Am Abend zeigte uns Kurt Weber die Fotoschau mit den Bildern der Wanderwoche Fuldera vom letzten Jahr. Danke Kurt.

Dienstag  21. Juni.    Wanderung im Nationalpark:

Vallun Chafuol P3 - Punt Periv – Punt la Drossa – Il Fuorn.  4¼ Std.

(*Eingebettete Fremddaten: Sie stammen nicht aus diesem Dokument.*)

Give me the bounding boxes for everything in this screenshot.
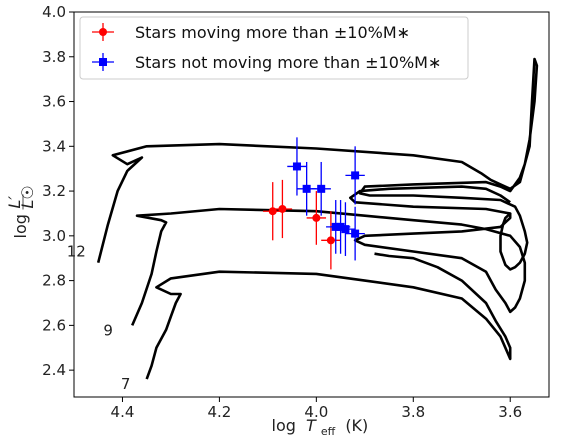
legend-circle [99, 28, 107, 36]
legend-marker-not-moving [92, 53, 114, 71]
track-label-9: 9 [103, 321, 113, 339]
not-moving-star-0 [287, 137, 307, 196]
y-tick-label: 3.4 [42, 137, 66, 155]
x-tick-label: 3.8 [401, 403, 425, 421]
square-marker [292, 162, 301, 171]
x-axis-label-unit: (K) [345, 416, 368, 435]
circle-marker [326, 236, 335, 245]
x-axis-label-symbol: T [306, 416, 317, 435]
y-tick-label: 3.0 [42, 227, 66, 245]
square-marker [317, 184, 326, 193]
y-axis-label-numerator: L′ [5, 196, 24, 209]
square-marker [341, 225, 350, 234]
legend-entry-moving: Stars moving more than ±10%M∗ [135, 23, 410, 42]
y-tick-label: 3.8 [42, 48, 66, 66]
not-moving-star-2 [311, 161, 331, 216]
moving-star-1 [272, 179, 293, 239]
not-moving-star-5 [335, 202, 356, 256]
square-marker [336, 222, 345, 231]
track-label-7: 7 [121, 375, 131, 393]
legend: Stars moving more than ±10%M∗ Stars not … [79, 16, 469, 80]
x-tick-label: 4.2 [207, 403, 231, 421]
x-tick-label: 4.0 [304, 403, 328, 421]
legend-frame [79, 16, 469, 80]
y-tick-label: 3.2 [42, 182, 66, 200]
legend-marker-moving [92, 23, 114, 41]
evolution-track-12 [96, 57, 539, 271]
y-tick-label: 4.0 [42, 3, 66, 21]
plot-frame [73, 11, 550, 398]
square-marker [351, 171, 360, 180]
moving-star-3 [321, 211, 341, 270]
x-axis-label-sub: eff [321, 425, 336, 437]
y-axis-label-denominator: L☉ [18, 185, 37, 208]
x-tick-label: 4.4 [111, 403, 135, 421]
x-axis-label: log T eff (K) [272, 416, 369, 437]
evolution-tracks [96, 57, 539, 380]
square-marker [351, 229, 360, 238]
y-tick-label: 2.8 [42, 272, 66, 290]
circle-marker [312, 213, 321, 222]
legend-entry-not-moving: Stars not moving more than ±10%M∗ [135, 53, 441, 72]
y-tick-label: 2.4 [42, 361, 66, 379]
not-moving-star-6 [345, 146, 365, 205]
evolution-track-9 [131, 207, 527, 326]
y-tick-label: 3.6 [42, 93, 66, 111]
data-points [263, 137, 365, 270]
y-axis-label: log L′ L☉ [5, 185, 37, 238]
moving-star-2 [306, 191, 327, 245]
evolution-track-7 [145, 252, 512, 380]
y-tick-label: 2.6 [42, 316, 66, 334]
track-label-12: 12 [67, 243, 86, 261]
x-axis-label-prefix: log [272, 416, 296, 435]
not-moving-star-7 [345, 206, 365, 261]
legend-square [99, 58, 107, 66]
axes: 4.4 4.2 4.0 3.8 3.6 2.4 2.6 2.8 3.0 3.2 3.4 3.6 3.8 4… [42, 3, 550, 421]
y-axis-label-prefix: log [11, 214, 30, 238]
x-tick-label: 3.6 [498, 403, 522, 421]
square-marker [302, 184, 311, 193]
circle-marker [278, 204, 287, 213]
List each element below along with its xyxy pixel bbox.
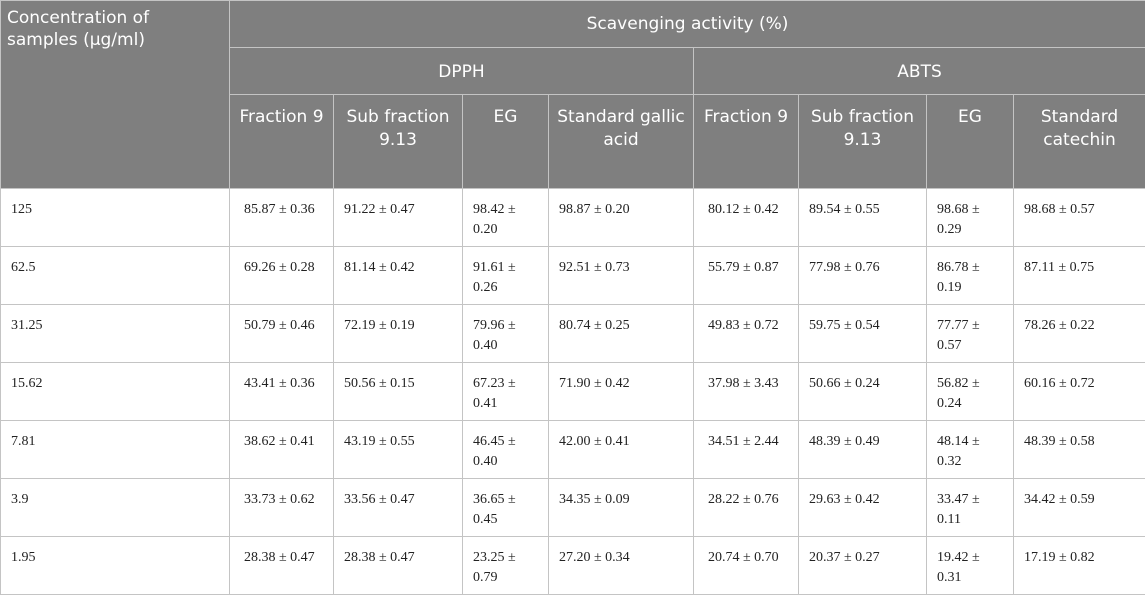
value-cell: 20.37 ± 0.27 xyxy=(798,536,927,595)
value-cell: 56.82 ± 0.24 xyxy=(926,362,1014,421)
value-cell: 50.56 ± 0.15 xyxy=(333,362,463,421)
value-cell: 48.39 ± 0.58 xyxy=(1012,420,1145,479)
value-cell: 50.66 ± 0.24 xyxy=(798,362,927,421)
concentration-cell: 7.81 xyxy=(0,420,230,479)
value-cell: 23.25 ± 0.79 xyxy=(462,536,549,595)
value-cell: 80.12 ± 0.42 xyxy=(693,188,799,247)
value-cell: 34.42 ± 0.59 xyxy=(1012,478,1145,537)
value-cell: 29.63 ± 0.42 xyxy=(798,478,927,537)
value-cell: 48.39 ± 0.49 xyxy=(798,420,927,479)
value-cell: 71.90 ± 0.42 xyxy=(548,362,694,421)
value-cell: 69.26 ± 0.28 xyxy=(229,246,334,305)
value-cell: 42.00 ± 0.41 xyxy=(548,420,694,479)
table-row: 7.81 38.62 ± 0.41 43.19 ± 0.55 46.45 ± 0.40… xyxy=(0,420,1145,479)
value-cell: 92.51 ± 0.73 xyxy=(548,246,694,305)
value-cell: 48.14 ± 0.32 xyxy=(926,420,1014,479)
header-column: Sub fraction 9.13 xyxy=(798,94,927,189)
value-cell: 80.74 ± 0.25 xyxy=(548,304,694,363)
header-column: Fraction 9 xyxy=(693,94,799,189)
table-body: 125 85.87 ± 0.36 91.22 ± 0.47 98.42 ± 0.20 9… xyxy=(0,188,1145,595)
table-row: 15.62 43.41 ± 0.36 50.56 ± 0.15 67.23 ± 0.4… xyxy=(0,362,1145,421)
header-group-dpph: DPPH xyxy=(229,47,694,95)
table-row: 1.95 28.38 ± 0.47 28.38 ± 0.47 23.25 ± 0.79… xyxy=(0,536,1145,595)
concentration-cell: 3.9 xyxy=(0,478,230,537)
header-concentration: Concentration of samples (µg/ml) xyxy=(0,0,230,189)
concentration-cell: 62.5 xyxy=(0,246,230,305)
header-column: Fraction 9 xyxy=(229,94,334,189)
value-cell: 33.73 ± 0.62 xyxy=(229,478,334,537)
value-cell: 79.96 ± 0.40 xyxy=(462,304,549,363)
concentration-cell: 125 xyxy=(0,188,230,247)
value-cell: 50.79 ± 0.46 xyxy=(229,304,334,363)
value-cell: 91.22 ± 0.47 xyxy=(333,188,463,247)
value-cell: 33.47 ± 0.11 xyxy=(926,478,1014,537)
value-cell: 72.19 ± 0.19 xyxy=(333,304,463,363)
table-row: 125 85.87 ± 0.36 91.22 ± 0.47 98.42 ± 0.20 9… xyxy=(0,188,1145,247)
value-cell: 91.61 ± 0.26 xyxy=(462,246,549,305)
value-cell: 43.41 ± 0.36 xyxy=(229,362,334,421)
value-cell: 78.26 ± 0.22 xyxy=(1012,304,1145,363)
header-group-abts: ABTS xyxy=(692,47,1145,95)
header-column: Standard gallic acid xyxy=(548,94,694,189)
concentration-cell: 15.62 xyxy=(0,362,230,421)
value-cell: 38.62 ± 0.41 xyxy=(229,420,334,479)
value-cell: 43.19 ± 0.55 xyxy=(333,420,463,479)
concentration-cell: 1.95 xyxy=(0,536,230,595)
value-cell: 49.83 ± 0.72 xyxy=(693,304,799,363)
concentration-cell: 31.25 xyxy=(0,304,230,363)
value-cell: 28.38 ± 0.47 xyxy=(333,536,463,595)
header-scavenging-activity: Scavenging activity (%) xyxy=(228,0,1145,48)
header-column: Standard catechin xyxy=(1012,94,1145,189)
table-row: 3.9 33.73 ± 0.62 33.56 ± 0.47 36.65 ± 0.45 3… xyxy=(0,478,1145,537)
value-cell: 17.19 ± 0.82 xyxy=(1012,536,1145,595)
value-cell: 89.54 ± 0.55 xyxy=(798,188,927,247)
value-cell: 60.16 ± 0.72 xyxy=(1012,362,1145,421)
value-cell: 28.22 ± 0.76 xyxy=(693,478,799,537)
value-cell: 20.74 ± 0.70 xyxy=(693,536,799,595)
value-cell: 34.51 ± 2.44 xyxy=(693,420,799,479)
value-cell: 81.14 ± 0.42 xyxy=(333,246,463,305)
table-row: 62.5 69.26 ± 0.28 81.14 ± 0.42 91.61 ± 0.26… xyxy=(0,246,1145,305)
header-column: Sub fraction 9.13 xyxy=(333,94,463,189)
value-cell: 59.75 ± 0.54 xyxy=(798,304,927,363)
value-cell: 27.20 ± 0.34 xyxy=(548,536,694,595)
value-cell: 87.11 ± 0.75 xyxy=(1012,246,1145,305)
value-cell: 67.23 ± 0.41 xyxy=(462,362,549,421)
value-cell: 85.87 ± 0.36 xyxy=(229,188,334,247)
value-cell: 55.79 ± 0.87 xyxy=(693,246,799,305)
value-cell: 86.78 ± 0.19 xyxy=(926,246,1014,305)
value-cell: 98.87 ± 0.20 xyxy=(548,188,694,247)
value-cell: 77.77 ± 0.57 xyxy=(926,304,1014,363)
value-cell: 37.98 ± 3.43 xyxy=(693,362,799,421)
value-cell: 98.42 ± 0.20 xyxy=(462,188,549,247)
value-cell: 34.35 ± 0.09 xyxy=(548,478,694,537)
value-cell: 19.42 ± 0.31 xyxy=(926,536,1014,595)
value-cell: 46.45 ± 0.40 xyxy=(462,420,549,479)
value-cell: 36.65 ± 0.45 xyxy=(462,478,549,537)
header-column: EG xyxy=(462,94,549,189)
header-column: EG xyxy=(926,94,1014,189)
value-cell: 33.56 ± 0.47 xyxy=(333,478,463,537)
value-cell: 28.38 ± 0.47 xyxy=(229,536,334,595)
value-cell: 77.98 ± 0.76 xyxy=(798,246,927,305)
table-row: 31.25 50.79 ± 0.46 72.19 ± 0.19 79.96 ± 0.4… xyxy=(0,304,1145,363)
value-cell: 98.68 ± 0.29 xyxy=(926,188,1014,247)
value-cell: 98.68 ± 0.57 xyxy=(1012,188,1145,247)
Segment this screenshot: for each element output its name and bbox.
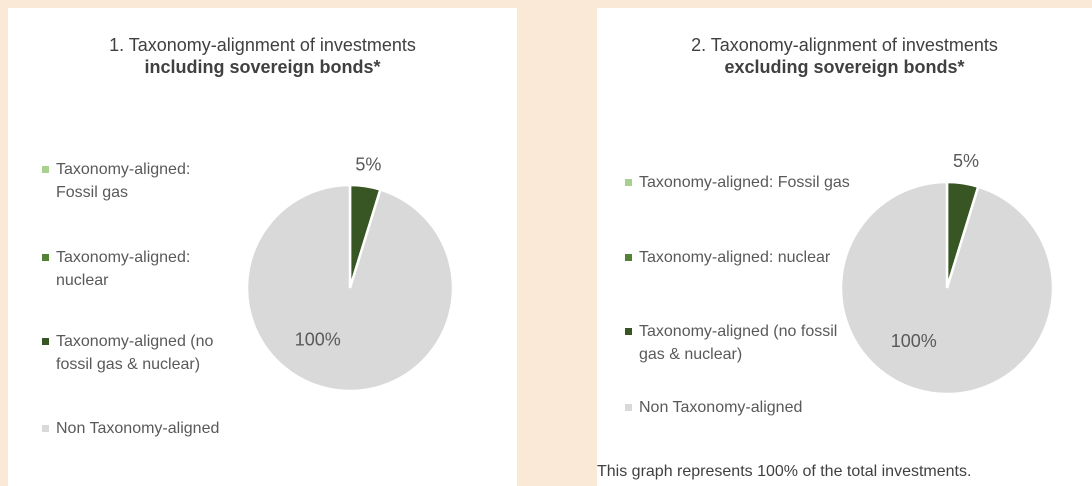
- data-label: 100%: [891, 331, 937, 351]
- legend-entry: Non Taxonomy-aligned: [625, 396, 854, 419]
- legend-entry: Taxonomy-aligned (no fossil gas & nuclea…: [42, 330, 226, 376]
- legend-label: Taxonomy-aligned: Fossil gas: [56, 161, 191, 201]
- legend-swatch: [625, 254, 632, 261]
- pie-slice: [839, 180, 1055, 396]
- data-label: 5%: [953, 151, 979, 171]
- legend-swatch: [42, 425, 49, 432]
- legend-label: Taxonomy-aligned (no fossil gas & nuclea…: [56, 333, 214, 373]
- legend-entry: Taxonomy-aligned: nuclear: [42, 246, 226, 292]
- legend-label: Non Taxonomy-aligned: [639, 399, 803, 416]
- pie-chart: 5% 100%: [245, 155, 455, 393]
- legend-entry: Taxonomy-aligned: nuclear: [625, 246, 854, 269]
- data-label: 5%: [355, 155, 381, 175]
- legend-swatch: [42, 166, 49, 173]
- legend-swatch: [625, 404, 632, 411]
- pie-slice: [245, 183, 455, 393]
- legend-entry: Taxonomy-aligned: Fossil gas: [42, 158, 226, 204]
- subtitle: excluding sovereign bonds*: [724, 57, 965, 77]
- legend-label: Non Taxonomy-aligned: [56, 420, 220, 437]
- legend-entry: Taxonomy-aligned: Fossil gas: [625, 171, 854, 194]
- legend-swatch: [625, 328, 632, 335]
- legend-swatch: [42, 254, 49, 261]
- chart-title: 2. Taxonomy-alignment of investments excl…: [597, 34, 1092, 78]
- chart-panel: 1. Taxonomy-alignment of investments incl…: [8, 8, 517, 486]
- title-line: 2. Taxonomy-alignment of investments: [691, 35, 998, 55]
- title-line: 1. Taxonomy-alignment of investments: [109, 35, 416, 55]
- legend-label: Taxonomy-aligned (no fossil gas & nuclea…: [639, 323, 838, 363]
- chart-title: 1. Taxonomy-alignment of investments incl…: [8, 34, 517, 78]
- legend-swatch: [42, 338, 49, 345]
- legend-label: Taxonomy-aligned: nuclear: [639, 249, 831, 266]
- legend-label: Taxonomy-aligned: Fossil gas: [639, 174, 850, 191]
- legend-entry: Non Taxonomy-aligned: [42, 417, 226, 440]
- note: This graph represents 100% of the total …: [597, 463, 972, 480]
- legend-swatch: [625, 179, 632, 186]
- pie-chart: 5% 100%: [839, 151, 1055, 396]
- data-label: 100%: [295, 329, 341, 349]
- legend-entry: Taxonomy-aligned (no fossil gas & nuclea…: [625, 320, 854, 366]
- subtitle: including sovereign bonds*: [144, 57, 381, 77]
- legend-label: Taxonomy-aligned: nuclear: [56, 249, 191, 289]
- chart-panel: 2. Taxonomy-alignment of investments excl…: [597, 8, 1092, 486]
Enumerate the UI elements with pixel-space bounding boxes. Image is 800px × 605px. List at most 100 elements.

Die heutige Wanderung führte uns durch die Spölschlucht im Nationalpark. Sie begann bei der Haltestelle P3. Heinz erklärte uns an der grossen Tafel die Tour. Wir stiegen durch den Wald hinab an den Fluss Spöl. Über eine Brücke gelangten wir auf die andere Talseite. Auf wunderbarem Weglein ging  es mal rauf, mal runter durch den schönen Parkwald. Zwischendurch gab  es schöne  Ausblicke hinab zur Schlucht sowie in die Berge. Immer wieder mal legten wir einen Halt ein, um den Durst zu löschen. Auf einer hübschen Wiese rasteten wir ausgiebig zur Mittagszeit. Dann, nach einer weiteren Stunde erreichten wir Punt la Drossa. Jetzt ging es dem tosenden Bergbach "Ova dal Fuorn" entlang hinauf nach Il Fuorn. Im schönen Hotel Parc Naziunal nahmen wir an den währschaften Tischen Platz, genossen die Wartepause bei einem feinen Most oder Kaffee bis der Bus uns wieder nach Fuldera brachte.
Am Abend nach dem Nachtessen zeigte uns Herr Pitsch seine wunderbaren Bilder vom Tal, den Pflanzen und den Tieren die es nur hier gibt. Dazu erzählte er spannend und interessant. Herzlichen Dank.

Mittwoch  22. Juni.

Wanderung:    Il Fuorn – Alp la Schera – Munt la Schera – Buffalora.   5½ Std.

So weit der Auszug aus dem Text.